We elected to use a correlational design to investigate whether threat would predict increased cognitive performance. Now that this relationship has been demonstrated, future work could seek to manipulate threat vs. challenge patterns of physiological reactivity and examine the consequences for cognitive performance. It should be noted, however, that while contexts can be created that are more or less likely to elicit threat responses, individual variability in the stress response is likely to remain. For instance, even though we utilized a classic stressor known to activate the HPA axis (Kirschbaum et al., 1993), we still observed substantial variability in stress response.

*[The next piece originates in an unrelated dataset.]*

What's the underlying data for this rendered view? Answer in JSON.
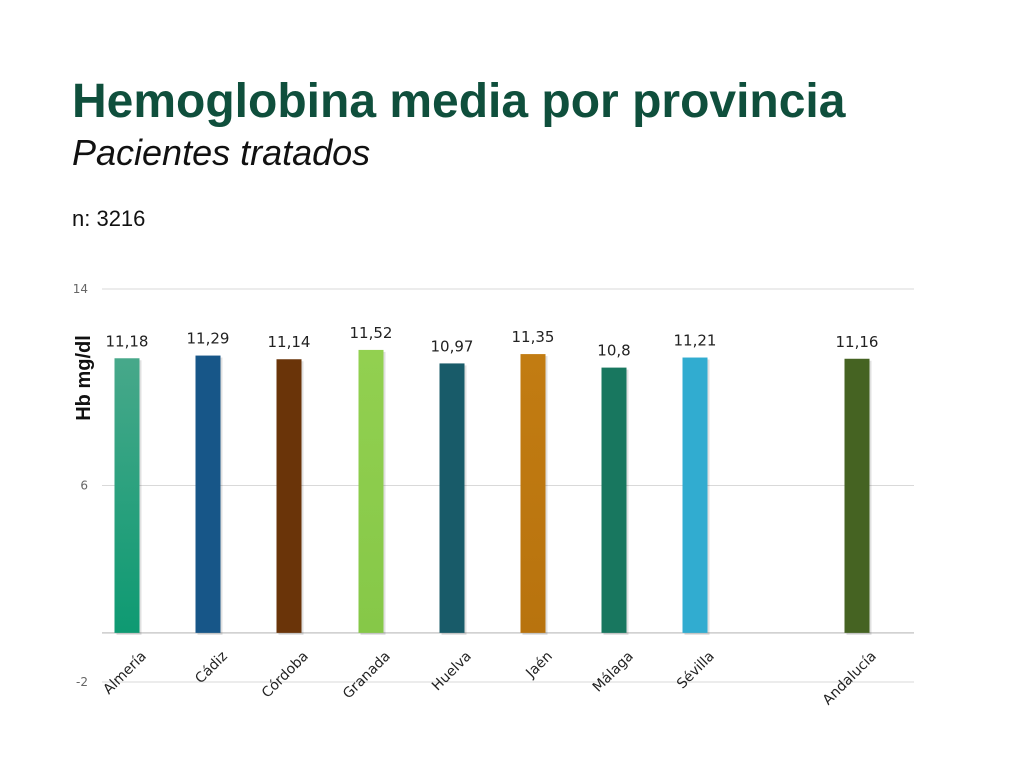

Future work will also manipulate the point at which participants experience the stressor. For example, would increased threat reactivity post-acquisition benefit performance during a delayed retention test (see Koessler, Engler, Riether, & Kissler, 2009 for a related approach in memory retrieval)?

In sum, we report the novel finding that a maladaptive threat response predicts enhanced performance on a cognitive task. Importantly, our results suggest that it is critical to consider how individual differences in the nature of the stress response interact with the cognitive system mediating task performance. Studies focusing on variability in the nature of the stress response have found that threat is associated with impaired cognitive performance (e.g., Blascovich et al., 1999; Kassam et al., 2009). Studies focusing on variability in the cognitive system mediating task performance have found inconsistent effects of the impact of stress on different cognitive systems (Lupien et al., 2007). Although this literature does consider variability in the magnitude of the stressor (Sapolsky, 2004) or magnitude of the stress response (Lupien et al., 2007), there is little consideration of the nature of the stress response (i.e., challenge vs. threat). Indeed, individual differences in the stress response may help explain the inconsistent results across studies investigating the stress-cognition relationship. Importantly, this interdisciplinary approach opens up new avenues of investigation for both psychophysiologists and cognitive scientists interested in understanding the stress-cognition relationship.